In a combo platter type event of a couple of recent posts (dogs and stinky bathrooms), I have discovered my back yard is nothing more than a giant turdsicle. Or a turd glacier of sorts.
We have had a BITCHIN' case of the colds around here, with December being one of the coldest on record. (I remember hearing second coldest, but the records only go back to 1982 when they lost all the previous records due to water pipes bursting from being frozen, so I don't know how accurate that is.) As such, picking up dog doo-doo is difficult at best, impossible at worst.
In our backyard, where our dogs (or dog as it is now) hang out and do their, ahem, business, resides a nice, big, concrete patio. It is perfect for hanging out in the summer time, but it stinks in the winter, 'cause it is one big patch for me to shovel when it gets covered with snow. I shoveled it off once in December, but then the wind started to blow, as in blizzard conditions, and now there is a big pile of snow on it.
The snow in the yard is too deep for either dog to take a duker with out freezing their dainty little cooters off (both female), so they like to go on the patio. So imagine a couple of freeze/thaw cycles, dogs stomping all over the snow, packing it down, about 50 gallons of dog piss, and about 3000 dog shits. Has all the makings of some weird horror story, doesn't it? Alas, it isn't a horror story as much as it is my story. Somehow, someway, I have to get this big ol' dog piss and shitsicle (I think that is an actual Popsicle flavor) off of the patio and into the yard where we'll let it melt then sift out the turds with a rake, not unlike a demented Zen Rock Garden.

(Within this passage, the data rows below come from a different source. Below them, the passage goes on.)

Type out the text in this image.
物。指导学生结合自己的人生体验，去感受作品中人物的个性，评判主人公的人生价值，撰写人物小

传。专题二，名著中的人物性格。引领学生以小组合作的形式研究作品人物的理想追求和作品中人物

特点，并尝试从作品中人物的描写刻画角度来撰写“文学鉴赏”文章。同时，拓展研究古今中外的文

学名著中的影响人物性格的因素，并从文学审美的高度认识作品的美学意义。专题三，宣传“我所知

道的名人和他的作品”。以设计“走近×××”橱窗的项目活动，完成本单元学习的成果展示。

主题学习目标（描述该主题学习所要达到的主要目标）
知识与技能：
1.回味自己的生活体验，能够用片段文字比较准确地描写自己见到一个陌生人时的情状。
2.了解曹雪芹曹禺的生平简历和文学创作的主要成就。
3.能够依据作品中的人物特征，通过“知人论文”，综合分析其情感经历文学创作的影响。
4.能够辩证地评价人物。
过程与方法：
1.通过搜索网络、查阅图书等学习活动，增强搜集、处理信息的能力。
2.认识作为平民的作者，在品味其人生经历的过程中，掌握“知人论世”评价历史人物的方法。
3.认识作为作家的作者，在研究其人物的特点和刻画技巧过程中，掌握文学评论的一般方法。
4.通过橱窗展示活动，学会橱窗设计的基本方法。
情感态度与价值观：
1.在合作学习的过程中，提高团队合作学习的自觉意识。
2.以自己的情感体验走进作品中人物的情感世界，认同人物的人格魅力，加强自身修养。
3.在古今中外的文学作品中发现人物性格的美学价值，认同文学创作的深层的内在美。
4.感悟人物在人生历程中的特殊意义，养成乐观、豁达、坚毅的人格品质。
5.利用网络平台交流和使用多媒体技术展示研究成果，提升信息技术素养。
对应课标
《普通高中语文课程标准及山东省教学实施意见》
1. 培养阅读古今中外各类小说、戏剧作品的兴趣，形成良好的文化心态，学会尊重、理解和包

I am actually hoping, like a glacier, it starts to move and slides off into our neighbor's yard. They have about 50 little yapping dogs. Imagine their surprise when the snow melts to find dog shits the size of their dogs?! Goddamn that would be hilarious to watch! I can hear it now "Honey, what the HELL are you feeding the dogs?" I do have to admit their dogs are fun to watch. Last summer, there were three of them barking at the fence and when the teenage son came out to make 'em stop, they (the dogs) got so worked up the all stopped and started fucking each other! Like some wild chihuahua bi-curious orgy! Of course the teenage was mortified and I was laughing my ass off. I made some "train" comment to the kid, but I don't think he found it funny. But, I digress. We're talking about my dilemma, which is a dog shit filled nightmare.
Supposed to be 50 degrees on Tuesday...well, at least it will be poop-soup and not a turdsicle anymore.